On a des égoïstes, on a des hommes vulgaires, et, quand ce mal a une fois commencé, il va croissant; on rapporte tout à soi.

2. Le remède à l’égoïsme.

Jésus-Christ l’a apporté.

Il a pensé aux hommes, il a tout fait pour eux. Pouvons-nous l’imiter absolument?

Absolument? Non, il est Dieu.

En quelque sorte? Oui.

Comment? En nous élevant au-dessus de nous-mêmes par le but que nous nous fixons au-dessus de nous-mêmes.

Mais il y a plus nous pouvons désirer le ciel, et c’est un motif surnaturel.

Mais Dieu nous permet une action; d’oublier un moment ce que nous lui devons et de l’aimer uniquement pour lui-même.

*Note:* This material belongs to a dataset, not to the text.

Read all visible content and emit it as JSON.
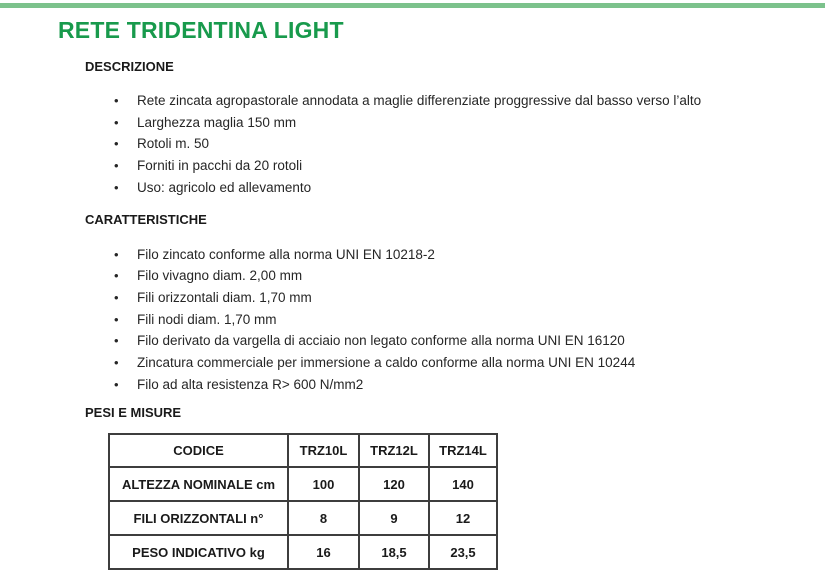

Telle est la source du désintéressement.

Il s’applique d’abord à Dieu; mais, entendu ainsi, le prochain y a sa part, la charité parfaite envers le prochain ayant pour principe la charité parfaite envers Dieu.

Notes et post-scriptum
1. (*Les notes du manuscrit s'arrêtent là pour cette instruction, elles sont incomplètes.
Dans ce même cahier, on trouve, sur une feuille à part, un autre canevas sur le désintéressement. Le voici*.)